Endemic European Terrorism before 1914

From Catastrophe 1914: Europe Goes to War, by Max Hastings (Knopf, 2013), Kindle Loc. 433-456, 502-512:

The pre-1914 era was characterised by endemic acts of terrorism, especially in the Balkans, which were the butt of condescending British humour: a Punch joke had one anarchist asking another: ‘What time is it by your bomb?’ Saki penned a black-comic short story about an outrage – ‘The Easter Egg’. Both Joseph Conrad and Henry James wrote novels about terrorists….

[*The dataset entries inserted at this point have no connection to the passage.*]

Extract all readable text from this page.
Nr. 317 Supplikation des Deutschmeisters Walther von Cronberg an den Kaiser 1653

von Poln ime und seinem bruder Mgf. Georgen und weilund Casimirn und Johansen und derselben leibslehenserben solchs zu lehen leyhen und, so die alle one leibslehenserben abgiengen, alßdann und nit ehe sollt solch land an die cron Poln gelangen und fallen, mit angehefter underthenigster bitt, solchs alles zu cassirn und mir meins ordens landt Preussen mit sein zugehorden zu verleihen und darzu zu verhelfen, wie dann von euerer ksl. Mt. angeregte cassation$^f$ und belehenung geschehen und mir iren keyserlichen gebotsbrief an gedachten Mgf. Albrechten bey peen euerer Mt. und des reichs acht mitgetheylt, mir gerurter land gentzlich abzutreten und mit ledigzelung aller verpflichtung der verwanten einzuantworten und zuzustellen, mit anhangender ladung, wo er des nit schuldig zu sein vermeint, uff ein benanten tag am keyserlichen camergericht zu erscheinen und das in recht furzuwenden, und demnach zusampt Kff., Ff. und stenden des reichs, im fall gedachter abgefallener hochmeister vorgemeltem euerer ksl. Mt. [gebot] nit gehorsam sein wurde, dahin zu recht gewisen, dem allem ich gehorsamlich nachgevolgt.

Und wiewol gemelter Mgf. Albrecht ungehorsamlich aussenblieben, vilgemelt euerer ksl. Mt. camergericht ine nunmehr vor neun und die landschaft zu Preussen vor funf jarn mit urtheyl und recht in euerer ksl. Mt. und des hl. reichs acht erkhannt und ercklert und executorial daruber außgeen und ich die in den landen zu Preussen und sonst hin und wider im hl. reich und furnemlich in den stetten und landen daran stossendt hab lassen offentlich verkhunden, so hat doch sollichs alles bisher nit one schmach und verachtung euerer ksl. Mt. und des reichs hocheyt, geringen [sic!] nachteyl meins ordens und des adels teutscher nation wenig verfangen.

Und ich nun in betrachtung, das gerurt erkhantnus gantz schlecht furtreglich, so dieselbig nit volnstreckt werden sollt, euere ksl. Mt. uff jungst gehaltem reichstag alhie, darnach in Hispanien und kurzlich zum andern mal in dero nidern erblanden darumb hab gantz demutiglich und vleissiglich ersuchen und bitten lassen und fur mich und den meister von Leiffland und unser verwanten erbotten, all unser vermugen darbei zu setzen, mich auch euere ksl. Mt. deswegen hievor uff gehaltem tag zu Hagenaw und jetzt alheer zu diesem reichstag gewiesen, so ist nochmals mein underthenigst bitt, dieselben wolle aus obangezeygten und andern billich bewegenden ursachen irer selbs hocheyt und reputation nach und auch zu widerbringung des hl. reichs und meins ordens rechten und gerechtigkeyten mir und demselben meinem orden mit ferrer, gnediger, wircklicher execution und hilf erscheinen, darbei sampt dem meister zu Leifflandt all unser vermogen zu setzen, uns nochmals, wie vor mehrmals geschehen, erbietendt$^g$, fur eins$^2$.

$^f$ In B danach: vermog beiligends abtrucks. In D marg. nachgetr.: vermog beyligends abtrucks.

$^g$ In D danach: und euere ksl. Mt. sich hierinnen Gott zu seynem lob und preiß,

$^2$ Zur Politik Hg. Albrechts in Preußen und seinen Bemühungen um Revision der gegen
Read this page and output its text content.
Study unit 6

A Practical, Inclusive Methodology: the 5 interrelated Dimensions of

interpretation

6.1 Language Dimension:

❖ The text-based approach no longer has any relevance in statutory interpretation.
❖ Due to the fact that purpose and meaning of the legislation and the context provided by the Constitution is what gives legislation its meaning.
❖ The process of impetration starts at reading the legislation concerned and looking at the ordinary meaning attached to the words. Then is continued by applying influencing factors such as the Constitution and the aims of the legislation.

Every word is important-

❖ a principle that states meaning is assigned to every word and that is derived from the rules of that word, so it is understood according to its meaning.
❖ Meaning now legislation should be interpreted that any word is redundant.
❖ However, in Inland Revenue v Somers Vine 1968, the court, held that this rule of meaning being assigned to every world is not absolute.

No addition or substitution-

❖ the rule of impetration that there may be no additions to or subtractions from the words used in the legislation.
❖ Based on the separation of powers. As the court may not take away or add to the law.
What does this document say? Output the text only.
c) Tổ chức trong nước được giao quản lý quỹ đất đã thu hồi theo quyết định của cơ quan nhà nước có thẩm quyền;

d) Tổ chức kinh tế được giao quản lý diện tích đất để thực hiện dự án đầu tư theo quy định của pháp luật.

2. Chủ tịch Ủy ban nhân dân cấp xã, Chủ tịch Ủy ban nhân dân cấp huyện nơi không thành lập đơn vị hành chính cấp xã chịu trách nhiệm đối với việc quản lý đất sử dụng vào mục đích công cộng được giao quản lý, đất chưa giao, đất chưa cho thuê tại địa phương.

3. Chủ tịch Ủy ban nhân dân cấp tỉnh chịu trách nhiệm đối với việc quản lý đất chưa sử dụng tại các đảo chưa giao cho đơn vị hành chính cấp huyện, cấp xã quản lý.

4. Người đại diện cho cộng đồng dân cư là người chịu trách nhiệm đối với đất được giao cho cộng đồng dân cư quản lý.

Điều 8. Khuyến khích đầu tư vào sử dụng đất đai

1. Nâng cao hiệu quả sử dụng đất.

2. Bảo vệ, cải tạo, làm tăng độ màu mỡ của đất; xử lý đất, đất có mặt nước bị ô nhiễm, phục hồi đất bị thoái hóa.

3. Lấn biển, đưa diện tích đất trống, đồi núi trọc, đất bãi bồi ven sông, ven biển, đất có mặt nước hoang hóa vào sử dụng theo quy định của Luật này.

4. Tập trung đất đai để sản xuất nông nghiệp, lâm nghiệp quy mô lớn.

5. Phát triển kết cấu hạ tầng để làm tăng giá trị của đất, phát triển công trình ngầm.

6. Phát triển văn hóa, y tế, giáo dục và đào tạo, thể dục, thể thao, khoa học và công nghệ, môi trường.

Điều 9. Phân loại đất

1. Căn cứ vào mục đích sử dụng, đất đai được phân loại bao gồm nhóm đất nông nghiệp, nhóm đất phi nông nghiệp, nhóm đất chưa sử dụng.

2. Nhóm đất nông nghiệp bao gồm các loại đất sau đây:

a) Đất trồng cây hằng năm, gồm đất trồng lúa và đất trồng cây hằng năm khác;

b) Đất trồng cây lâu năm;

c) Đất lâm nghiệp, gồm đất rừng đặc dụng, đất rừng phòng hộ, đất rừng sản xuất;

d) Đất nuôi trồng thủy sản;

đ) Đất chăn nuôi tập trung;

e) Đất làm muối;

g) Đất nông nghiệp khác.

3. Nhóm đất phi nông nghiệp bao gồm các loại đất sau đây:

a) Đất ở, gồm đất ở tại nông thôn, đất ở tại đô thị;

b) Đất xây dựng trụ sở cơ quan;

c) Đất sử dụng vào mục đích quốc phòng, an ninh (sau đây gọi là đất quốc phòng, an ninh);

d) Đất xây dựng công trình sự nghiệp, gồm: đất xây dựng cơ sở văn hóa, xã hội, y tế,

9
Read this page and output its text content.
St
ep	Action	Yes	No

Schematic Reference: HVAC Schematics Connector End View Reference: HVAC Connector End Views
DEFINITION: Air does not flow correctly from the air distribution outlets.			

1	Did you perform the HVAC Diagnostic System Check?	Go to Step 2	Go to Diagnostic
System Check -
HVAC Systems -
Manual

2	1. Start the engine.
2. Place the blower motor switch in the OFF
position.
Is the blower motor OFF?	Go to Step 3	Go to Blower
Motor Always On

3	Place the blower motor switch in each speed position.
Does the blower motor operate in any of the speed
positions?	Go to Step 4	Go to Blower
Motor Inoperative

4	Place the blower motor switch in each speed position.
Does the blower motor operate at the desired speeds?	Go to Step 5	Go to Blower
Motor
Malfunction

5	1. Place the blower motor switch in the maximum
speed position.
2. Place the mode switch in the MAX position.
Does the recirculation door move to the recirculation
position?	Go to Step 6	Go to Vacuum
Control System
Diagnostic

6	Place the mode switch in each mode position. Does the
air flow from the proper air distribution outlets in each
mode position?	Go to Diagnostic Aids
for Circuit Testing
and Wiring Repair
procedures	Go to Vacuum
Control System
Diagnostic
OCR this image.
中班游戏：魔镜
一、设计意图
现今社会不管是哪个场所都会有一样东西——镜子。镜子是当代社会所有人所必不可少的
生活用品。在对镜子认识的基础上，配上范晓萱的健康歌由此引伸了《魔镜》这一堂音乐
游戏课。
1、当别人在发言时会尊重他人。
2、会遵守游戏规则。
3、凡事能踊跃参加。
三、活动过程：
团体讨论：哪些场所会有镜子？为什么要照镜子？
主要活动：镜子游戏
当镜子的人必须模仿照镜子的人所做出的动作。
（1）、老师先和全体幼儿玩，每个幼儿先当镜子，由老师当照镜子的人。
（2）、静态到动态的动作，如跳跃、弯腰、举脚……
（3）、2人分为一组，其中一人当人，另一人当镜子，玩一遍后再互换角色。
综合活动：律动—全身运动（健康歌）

For the Hapsburgs, such matters were commonplaces. Franz Joseph’s semi-estranged wife, the Empress Elisabeth, had been stabbed to death by an Italian anarchist while boarding a steamer at Geneva in 1898. Ten years later in Lemberg, a twenty-year-old Ukrainian student assassinated the governor of Galicia, Count Potocki, crying out, ‘This is your punishment for our sufferings.’ The judge at the trial of a Croat who shot at another Hapsburg grandee asked the terrorist, who had been born in Wisconsin, if he thought killing people was justified. The man replied: ‘In this case it is. It is the general opinion in America, and behind me are 500,000 American Croats. I am not the last among them … These actions against the lives of dignitaries are our only weapon.’ On 3 June 1908 Bogdan Žerajić, a young Bosnian, intended to shoot the Emperor in Mostar, but relented at the last moment. Instead he travelled to Sarajevo, fired several times at Gen. Marijan Varešanin, then – wrongly supposing that he had killed him – shot himself with his last bullet. It was later alleged, though never proven, that the Black Hand had provided the revolver. The Austrian police sawed off the terrorist’s head for preservation in their black museum.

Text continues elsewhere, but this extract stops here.